Cisco Faces Up to Public Cloud Threat
Is Amazon Cisco's biggest threat? When I first heard that theory, I thought it was crazy. People buying toothpaste and shampoo aren't going to put a 100Gbit/s switch in the shopping cart too.
But then it made sense: If enterprises move to the public cloud -- which Amazon.com Inc. (Nasdaq: AMZN) predicts is inevitable -- enterprises don't need to maintain a complex IT infrastructure, which means they don't need to buy a lot of networking equipment from Cisco.
That theory has been bouncing around in my head since I first heard it at the Cisco Live conference in Las Vegas last summer. I ran it by Cisco Systems Inc. (Nasdaq: CSCO) recently to hear what they had to say.
Not surprisingly, Cisco was dismissive. But they made a good case why the public cloud doesn't have to be a threat. After five consecutive quarters of revenue decline, Cisco sees cloud as an opportunity.
First off, the majority of Cisco's switches don't go to data centers. They go to the campus and edge. "We're fortunate that networking is something you can't completely virtualize and send to the cloud. You need switches and access points and firewalls in an enterprise network," Kip Compton, Cisco vice president cloud platform and services engineering, tells Enterprise Cloud News.
"And even when the customer wants to go and move to the cloud, we are here to help them," Compton says.
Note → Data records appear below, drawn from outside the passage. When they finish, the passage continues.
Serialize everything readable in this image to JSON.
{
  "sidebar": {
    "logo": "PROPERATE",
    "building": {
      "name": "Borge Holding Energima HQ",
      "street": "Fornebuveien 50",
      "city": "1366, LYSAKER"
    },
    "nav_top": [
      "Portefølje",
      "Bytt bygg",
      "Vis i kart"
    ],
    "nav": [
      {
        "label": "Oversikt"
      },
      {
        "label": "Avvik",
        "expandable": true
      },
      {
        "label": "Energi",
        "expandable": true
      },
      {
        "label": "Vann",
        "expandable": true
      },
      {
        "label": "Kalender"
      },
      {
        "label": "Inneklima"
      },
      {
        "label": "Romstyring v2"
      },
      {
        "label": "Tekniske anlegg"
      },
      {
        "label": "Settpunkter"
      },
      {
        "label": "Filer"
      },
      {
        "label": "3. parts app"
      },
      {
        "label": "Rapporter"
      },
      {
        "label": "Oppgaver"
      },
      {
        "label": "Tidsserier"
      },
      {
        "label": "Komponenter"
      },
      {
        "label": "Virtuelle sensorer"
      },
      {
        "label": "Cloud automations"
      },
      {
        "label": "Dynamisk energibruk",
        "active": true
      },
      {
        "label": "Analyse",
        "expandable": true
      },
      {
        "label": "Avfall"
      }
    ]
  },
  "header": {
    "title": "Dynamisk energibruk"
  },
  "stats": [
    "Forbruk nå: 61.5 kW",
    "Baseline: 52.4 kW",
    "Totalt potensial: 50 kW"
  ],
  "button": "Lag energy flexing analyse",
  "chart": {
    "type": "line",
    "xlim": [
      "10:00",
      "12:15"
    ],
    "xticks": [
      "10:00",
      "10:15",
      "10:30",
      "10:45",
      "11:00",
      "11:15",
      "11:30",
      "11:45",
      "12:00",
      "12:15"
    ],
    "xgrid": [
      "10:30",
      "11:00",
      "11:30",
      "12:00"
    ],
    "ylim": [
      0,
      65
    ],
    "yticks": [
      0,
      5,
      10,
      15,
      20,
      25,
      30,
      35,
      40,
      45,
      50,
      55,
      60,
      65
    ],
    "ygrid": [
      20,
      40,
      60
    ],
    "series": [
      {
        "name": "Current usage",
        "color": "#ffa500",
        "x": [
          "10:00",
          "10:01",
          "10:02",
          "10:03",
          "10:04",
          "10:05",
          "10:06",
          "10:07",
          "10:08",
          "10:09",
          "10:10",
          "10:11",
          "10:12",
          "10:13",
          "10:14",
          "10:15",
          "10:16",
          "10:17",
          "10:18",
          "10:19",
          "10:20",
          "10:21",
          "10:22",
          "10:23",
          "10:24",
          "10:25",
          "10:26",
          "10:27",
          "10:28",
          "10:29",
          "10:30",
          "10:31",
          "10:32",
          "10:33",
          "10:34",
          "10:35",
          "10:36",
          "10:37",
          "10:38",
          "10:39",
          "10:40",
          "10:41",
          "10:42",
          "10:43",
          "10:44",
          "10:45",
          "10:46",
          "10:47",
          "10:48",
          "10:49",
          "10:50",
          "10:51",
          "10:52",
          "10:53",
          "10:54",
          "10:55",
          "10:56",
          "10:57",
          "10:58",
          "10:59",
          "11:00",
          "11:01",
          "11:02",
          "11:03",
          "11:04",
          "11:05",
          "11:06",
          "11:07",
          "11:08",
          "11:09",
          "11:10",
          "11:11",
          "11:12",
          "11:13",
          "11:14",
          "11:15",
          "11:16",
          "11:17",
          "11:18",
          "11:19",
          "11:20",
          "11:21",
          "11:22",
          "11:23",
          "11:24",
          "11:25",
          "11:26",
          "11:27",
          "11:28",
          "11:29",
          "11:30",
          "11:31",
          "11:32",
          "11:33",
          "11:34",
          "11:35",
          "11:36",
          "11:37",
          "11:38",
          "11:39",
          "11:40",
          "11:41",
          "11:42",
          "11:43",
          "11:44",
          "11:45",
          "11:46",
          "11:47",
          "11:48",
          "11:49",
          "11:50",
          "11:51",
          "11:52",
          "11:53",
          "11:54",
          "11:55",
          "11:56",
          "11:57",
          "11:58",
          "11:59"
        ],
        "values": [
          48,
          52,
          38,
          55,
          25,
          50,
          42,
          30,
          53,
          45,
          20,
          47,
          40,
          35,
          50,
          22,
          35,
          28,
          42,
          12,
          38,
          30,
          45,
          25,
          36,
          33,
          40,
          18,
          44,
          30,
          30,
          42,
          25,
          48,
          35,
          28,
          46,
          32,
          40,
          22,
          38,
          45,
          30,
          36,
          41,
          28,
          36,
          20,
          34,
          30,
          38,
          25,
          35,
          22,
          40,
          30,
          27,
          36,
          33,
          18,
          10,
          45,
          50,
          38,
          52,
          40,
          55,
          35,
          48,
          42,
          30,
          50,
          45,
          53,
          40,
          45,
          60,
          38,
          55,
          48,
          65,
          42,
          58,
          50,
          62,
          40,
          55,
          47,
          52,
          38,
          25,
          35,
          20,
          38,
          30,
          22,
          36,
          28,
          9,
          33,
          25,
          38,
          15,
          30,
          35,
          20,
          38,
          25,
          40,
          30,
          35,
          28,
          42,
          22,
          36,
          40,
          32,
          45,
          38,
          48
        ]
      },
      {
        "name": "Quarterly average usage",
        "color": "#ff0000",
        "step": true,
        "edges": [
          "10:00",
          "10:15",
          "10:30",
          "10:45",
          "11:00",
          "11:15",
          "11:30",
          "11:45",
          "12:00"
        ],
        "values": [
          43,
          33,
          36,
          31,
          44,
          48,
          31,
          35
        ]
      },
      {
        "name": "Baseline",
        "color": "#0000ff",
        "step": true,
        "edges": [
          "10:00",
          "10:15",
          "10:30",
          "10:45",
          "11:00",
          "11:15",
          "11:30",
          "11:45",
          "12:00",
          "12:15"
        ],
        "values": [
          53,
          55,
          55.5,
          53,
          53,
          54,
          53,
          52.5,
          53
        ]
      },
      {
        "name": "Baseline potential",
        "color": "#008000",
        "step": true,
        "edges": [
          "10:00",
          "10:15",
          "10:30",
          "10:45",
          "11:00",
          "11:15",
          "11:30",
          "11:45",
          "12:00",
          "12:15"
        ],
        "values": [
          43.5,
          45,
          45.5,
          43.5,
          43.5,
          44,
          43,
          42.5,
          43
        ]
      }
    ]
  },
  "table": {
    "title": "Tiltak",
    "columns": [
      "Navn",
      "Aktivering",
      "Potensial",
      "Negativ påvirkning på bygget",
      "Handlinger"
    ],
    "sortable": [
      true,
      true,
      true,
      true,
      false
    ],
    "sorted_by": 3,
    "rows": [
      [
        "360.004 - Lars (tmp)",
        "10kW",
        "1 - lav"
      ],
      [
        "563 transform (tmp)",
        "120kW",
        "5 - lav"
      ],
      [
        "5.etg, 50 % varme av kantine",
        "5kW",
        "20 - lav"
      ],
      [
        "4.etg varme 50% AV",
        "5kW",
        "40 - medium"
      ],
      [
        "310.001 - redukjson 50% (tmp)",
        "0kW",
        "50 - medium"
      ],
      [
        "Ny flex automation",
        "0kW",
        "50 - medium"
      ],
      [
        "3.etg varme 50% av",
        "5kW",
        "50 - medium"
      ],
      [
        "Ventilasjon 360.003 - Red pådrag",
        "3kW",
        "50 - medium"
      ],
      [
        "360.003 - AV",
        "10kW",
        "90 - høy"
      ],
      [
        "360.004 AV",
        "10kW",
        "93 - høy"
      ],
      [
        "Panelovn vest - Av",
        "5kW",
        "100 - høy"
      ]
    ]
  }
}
Cisco provides networking, security, management and orchestration. "We are confident that at the end of this process, they'll need top-line orchestration on prem, because they have to optimize their existing infrastructure."
Cisco sees opportunity in helping enterprises manage multiple cloud providers, as 84% of enterprises will connect to multiple providers, Compton says. (The so-called "multi-cloud" is also a strategy for other companies, including Google, Hewlett-Packard Enterprise, and Rackspace.)
And Cisco has been building up its own cloud portfolio. Cisco bought AppDynamics, a provider of cloud monitoring technology for improving application and business performance, for $3.7 billion in January. (See Cisco Buying AppDynamics for $3.7B.)
The deal is part of Cisco's transition from a provider of networking and infrastructure hardware to software and cloud. (See Cisco's AppDynamics Deal Goes Beyond Cloud.)
A big part of Cisco's cloud strategy is providing hardware, and Cisco -- along with Dell and HPE -- have the lion's share of that market. (See Dell, HPE, Cisco Top Cloud Infrastructure Market – Analysts )
Cisco provides hybrid cloud solutions, as well as its own cloud apps (including Spark collaboration and WebEx conferencing), networking, professional services and security.
Security in particular is a strong focus for Cisco. "If Cisco's security was a separate company it would be the largest security company in the world," Fabio Gori, Cisco senior director, cloud marketing, said. Security revenue for the six months ending January 28 was $1 billion, up 13% year-over-year.
But despite Cisco's countermeasures, the public cloud remains a threat, says Heavy Reading senior analyst Roz Roseboro.
"If a large number of people decide to use a public cloud, yes, they would have less reason to buy from Cisco," she says, adding that the public cloud is also a threat to Cisco's competitors.